- Directed by: Dick Huemer; Sid Marcus; Art Davis;
- Written by: Dick Huemer; Sid Marcus; Art Davis;
- Produced by: Charles Mintz
- Music by: Joe de nat
- Animation by: Art Davis
- Production company: Winkler Productions
- Distributed by: RKO Radio Pictures
- Release date: April 15, 1931;
- Running time: 5:46
- Country: United States
- Language: English

= Down South (film) =

1931 film

The Cartoon

Down South is an animated short film directed by Dick Huemer, Sid Marcus, & Art Davis and was distributed by RKO Radio Pictures. The cartoon is the ninth of the twelve Toby the Pup cartoons. The title comes from a 1901 song which is featured in the cartoon.

==Plot==
Toby is the pilot of a paddle steamer. One day he docks his boat at a harbor to pick up passengers. As he has to shake hands with just about everyone who comes aboard, Toby struggles to keep a smile on his face.

When the boat finally leaves the harbor, the passengers are treated to some entertainment as Tessie sings the song "Mississippi Mud" at the center of the main deck. Everybody else sings along too, and stomps as well. But as they stomp harder and harder, the boat starts to shake, until he dances along. The shake is so strong that almost everybody, including Toby, gets thrown overboard.

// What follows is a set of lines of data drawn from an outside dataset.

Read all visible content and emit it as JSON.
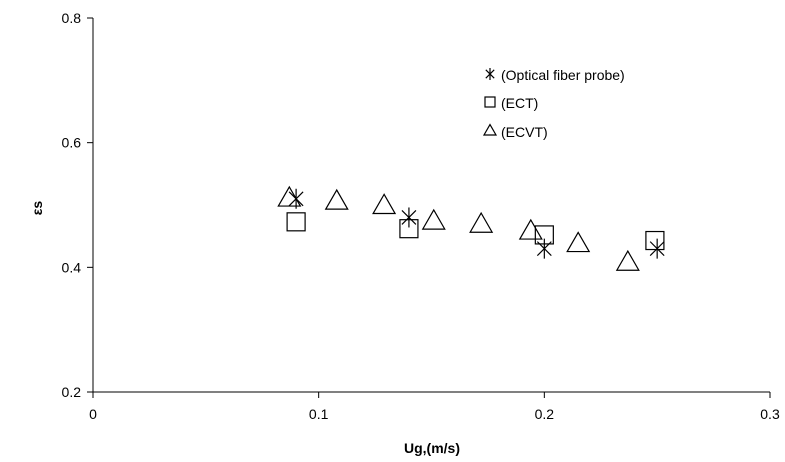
{
  "chart_data": {
    "type": "scatter",
    "xlabel": "Ug,(m/s)",
    "ylabel": "εs",
    "xlim": [
      0,
      0.3
    ],
    "ylim": [
      0.2,
      0.8
    ],
    "x_ticks": [
      0,
      0.1,
      0.2,
      0.3
    ],
    "x_tick_labels": [
      "0",
      "0.1",
      "0.2",
      "0.3"
    ],
    "y_ticks": [
      0.2,
      0.4,
      0.6,
      0.8
    ],
    "y_tick_labels": [
      "0.2",
      "0.4",
      "0.6",
      "0.8"
    ],
    "grid": false,
    "legend_position": "top-right",
    "series": [
      {
        "name": "(Optical fiber probe)",
        "marker": "star",
        "x": [
          0.09,
          0.14,
          0.2,
          0.25
        ],
        "y": [
          0.51,
          0.48,
          0.43,
          0.43
        ]
      },
      {
        "name": "(ECT)",
        "marker": "square",
        "x": [
          0.09,
          0.14,
          0.2,
          0.249
        ],
        "y": [
          0.473,
          0.462,
          0.452,
          0.443
        ]
      },
      {
        "name": "(ECVT)",
        "marker": "triangle",
        "x": [
          0.087,
          0.108,
          0.129,
          0.151,
          0.172,
          0.194,
          0.215,
          0.237
        ],
        "y": [
          0.51,
          0.505,
          0.498,
          0.473,
          0.468,
          0.457,
          0.437,
          0.407
        ]
      }
    ]
  }
}
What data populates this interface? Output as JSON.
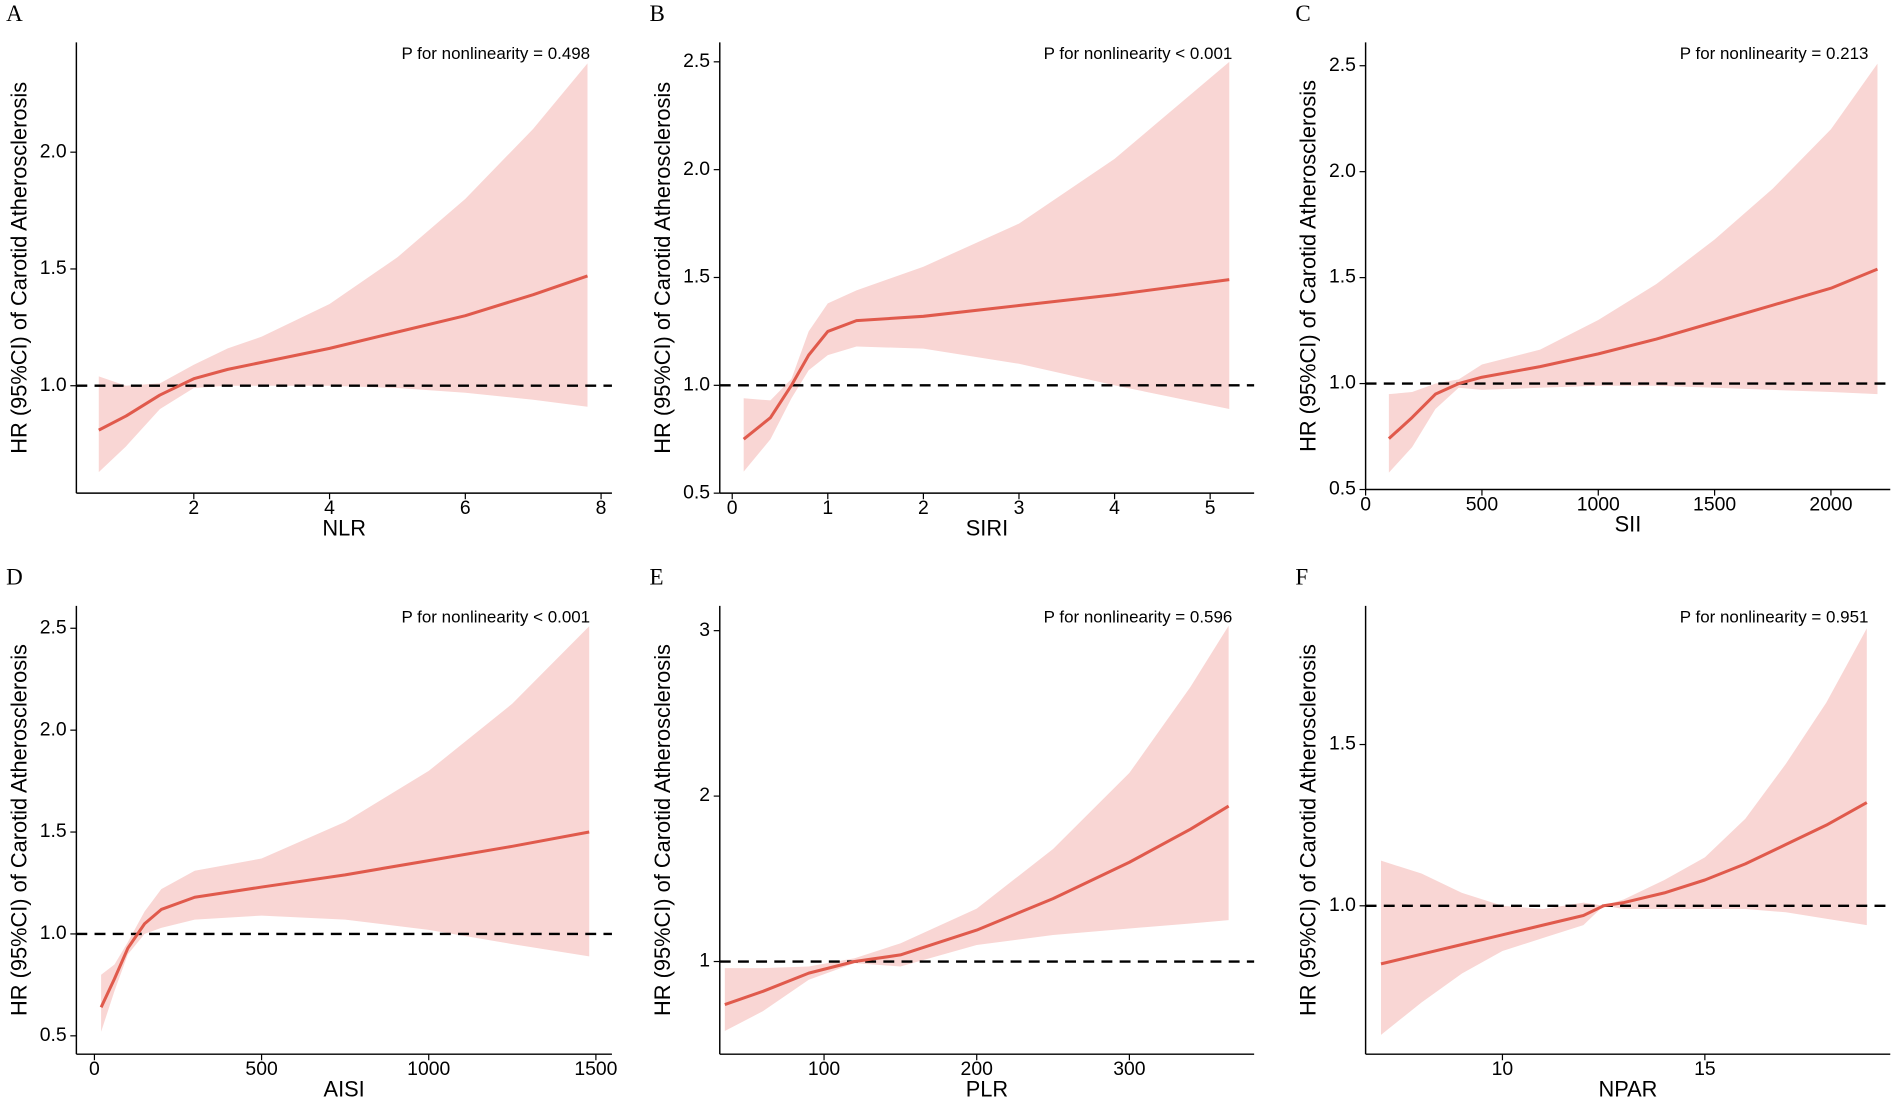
{
  "chart_data": [
    {
      "type": "line",
      "panel": "A",
      "annotation": "P for nonlinearity = 0.498",
      "xlabel": "NLR",
      "ylabel": "HR (95%CI) of Carotid Atherosclerosis",
      "color": "#e05a4c",
      "band_color": "#f9d6d4",
      "hline": 1,
      "xlim": [
        0.27,
        8.16
      ],
      "xticks": [
        2,
        4,
        6,
        8
      ],
      "ylim": [
        0.54,
        2.47
      ],
      "yticks": [
        {
          "value": 1,
          "label": "1.0"
        },
        {
          "value": 1.5,
          "label": "1.5"
        },
        {
          "value": 2,
          "label": "2.0"
        }
      ],
      "x": [
        0.6,
        1,
        1.5,
        2,
        2.5,
        3,
        4,
        5,
        6,
        7,
        7.8
      ],
      "values": [
        0.81,
        0.87,
        0.96,
        1.03,
        1.07,
        1.1,
        1.16,
        1.23,
        1.3,
        1.39,
        1.47
      ],
      "lower": [
        0.63,
        0.74,
        0.9,
        0.99,
        1.0,
        1.0,
        1.0,
        0.99,
        0.97,
        0.94,
        0.91
      ],
      "upper": [
        1.04,
        1.0,
        1.01,
        1.09,
        1.16,
        1.21,
        1.35,
        1.55,
        1.8,
        2.1,
        2.38
      ]
    },
    {
      "type": "line",
      "panel": "B",
      "annotation": "P for nonlinearity < 0.001",
      "xlabel": "SIRI",
      "ylabel": "HR (95%CI) of Carotid Atherosclerosis",
      "color": "#e05a4c",
      "band_color": "#f9d6d4",
      "hline": 1,
      "xlim": [
        -0.13,
        5.46
      ],
      "xticks": [
        0,
        1,
        2,
        3,
        4,
        5
      ],
      "ylim": [
        0.5,
        2.59
      ],
      "yticks": [
        0.5,
        {
          "value": 1,
          "label": "1.0"
        },
        1.5,
        {
          "value": 2,
          "label": "2.0"
        },
        2.5
      ],
      "x": [
        0.12,
        0.4,
        0.62,
        0.8,
        1.0,
        1.3,
        2,
        3,
        4,
        5.2
      ],
      "values": [
        0.75,
        0.85,
        1.0,
        1.14,
        1.25,
        1.3,
        1.32,
        1.37,
        1.42,
        1.49
      ],
      "lower": [
        0.6,
        0.75,
        0.94,
        1.07,
        1.14,
        1.18,
        1.17,
        1.1,
        1.0,
        0.89
      ],
      "upper": [
        0.94,
        0.93,
        1.03,
        1.25,
        1.38,
        1.44,
        1.55,
        1.75,
        2.05,
        2.5
      ]
    },
    {
      "type": "line",
      "panel": "C",
      "annotation": "P for nonlinearity = 0.213",
      "xlabel": "SII",
      "ylabel": "HR (95%CI) of Carotid Atherosclerosis",
      "color": "#e05a4c",
      "band_color": "#f9d6d4",
      "hline": 1,
      "xlim": [
        0,
        2255
      ],
      "xticks": [
        0,
        500,
        1000,
        1500,
        2000
      ],
      "ylim": [
        0.5,
        2.61
      ],
      "yticks": [
        0.5,
        {
          "value": 1,
          "label": "1.0"
        },
        1.5,
        {
          "value": 2,
          "label": "2.0"
        },
        2.5
      ],
      "x": [
        100,
        200,
        300,
        400,
        500,
        750,
        1000,
        1250,
        1500,
        1750,
        2000,
        2200
      ],
      "values": [
        0.74,
        0.84,
        0.95,
        1.0,
        1.03,
        1.08,
        1.14,
        1.21,
        1.29,
        1.37,
        1.45,
        1.54
      ],
      "lower": [
        0.58,
        0.7,
        0.88,
        0.98,
        0.97,
        0.98,
        0.99,
        0.99,
        0.98,
        0.97,
        0.96,
        0.95
      ],
      "upper": [
        0.95,
        0.96,
        1.0,
        1.02,
        1.09,
        1.16,
        1.3,
        1.47,
        1.68,
        1.92,
        2.2,
        2.51
      ]
    },
    {
      "type": "line",
      "panel": "D",
      "annotation": "P for nonlinearity < 0.001",
      "xlabel": "AISI",
      "ylabel": "HR (95%CI) of Carotid Atherosclerosis",
      "color": "#e05a4c",
      "band_color": "#f9d6d4",
      "hline": 1,
      "xlim": [
        -54,
        1548
      ],
      "xticks": [
        0,
        500,
        1000,
        1500
      ],
      "ylim": [
        0.41,
        2.61
      ],
      "yticks": [
        0.5,
        {
          "value": 1,
          "label": "1.0"
        },
        1.5,
        {
          "value": 2,
          "label": "2.0"
        },
        2.5
      ],
      "x": [
        20,
        60,
        100,
        150,
        200,
        300,
        500,
        750,
        1000,
        1250,
        1480
      ],
      "values": [
        0.64,
        0.78,
        0.93,
        1.05,
        1.12,
        1.18,
        1.23,
        1.29,
        1.36,
        1.43,
        1.5
      ],
      "lower": [
        0.52,
        0.72,
        0.9,
        1.0,
        1.03,
        1.07,
        1.09,
        1.07,
        1.02,
        0.95,
        0.89
      ],
      "upper": [
        0.8,
        0.85,
        0.96,
        1.11,
        1.22,
        1.31,
        1.37,
        1.55,
        1.8,
        2.13,
        2.51
      ]
    },
    {
      "type": "line",
      "panel": "E",
      "annotation": "P for nonlinearity = 0.596",
      "xlabel": "PLR",
      "ylabel": "HR (95%CI) of Carotid Atherosclerosis",
      "color": "#e05a4c",
      "band_color": "#f9d6d4",
      "hline": 1,
      "xlim": [
        31.7,
        381.7
      ],
      "xticks": [
        100,
        200,
        300
      ],
      "ylim": [
        0.44,
        3.15
      ],
      "yticks": [
        1,
        2,
        3
      ],
      "x": [
        35,
        60,
        90,
        120,
        150,
        200,
        250,
        300,
        340,
        365
      ],
      "values": [
        0.74,
        0.82,
        0.93,
        1.0,
        1.04,
        1.19,
        1.38,
        1.6,
        1.8,
        1.94
      ],
      "lower": [
        0.58,
        0.7,
        0.89,
        0.99,
        0.97,
        1.1,
        1.16,
        1.2,
        1.23,
        1.25
      ],
      "upper": [
        0.96,
        0.96,
        0.97,
        1.02,
        1.11,
        1.32,
        1.68,
        2.14,
        2.66,
        3.03
      ]
    },
    {
      "type": "line",
      "panel": "F",
      "annotation": "P for nonlinearity = 0.951",
      "xlabel": "NPAR",
      "ylabel": "HR (95%CI) of Carotid Atherosclerosis",
      "color": "#e05a4c",
      "band_color": "#f9d6d4",
      "hline": 1,
      "xlim": [
        6.62,
        19.58
      ],
      "xticks": [
        10,
        15
      ],
      "ylim": [
        0.54,
        1.93
      ],
      "yticks": [
        {
          "value": 1,
          "label": "1.0"
        },
        1.5
      ],
      "x": [
        7,
        8,
        9,
        10,
        11,
        12,
        12.5,
        13,
        14,
        15,
        16,
        17,
        18,
        19
      ],
      "values": [
        0.82,
        0.85,
        0.88,
        0.91,
        0.94,
        0.97,
        1.0,
        1.01,
        1.04,
        1.08,
        1.13,
        1.19,
        1.25,
        1.32
      ],
      "lower": [
        0.6,
        0.7,
        0.79,
        0.86,
        0.9,
        0.94,
        1.0,
        0.99,
        0.99,
        0.99,
        0.99,
        0.98,
        0.96,
        0.94
      ],
      "upper": [
        1.14,
        1.1,
        1.04,
        1.0,
        0.99,
        1.01,
        1.0,
        1.02,
        1.08,
        1.15,
        1.27,
        1.44,
        1.63,
        1.86
      ]
    }
  ]
}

The boat isn't completely vacant as Tessie is still on board. Not liking to be far away from her beloved Toby and by the movements of the boat, she yells for help. Toby, trailing behind, swims to reach her. The boat then approaches a waterfall but Toby is able to reach it and gets back on board in time. He then moves the paddle wheels from the sides to the front. As the boat reaches the edge of the waterfall, the paddle wheels at the front work like airplane propellers, enabling it to fly. Relieved of her troubles, Tessie kisses Toby.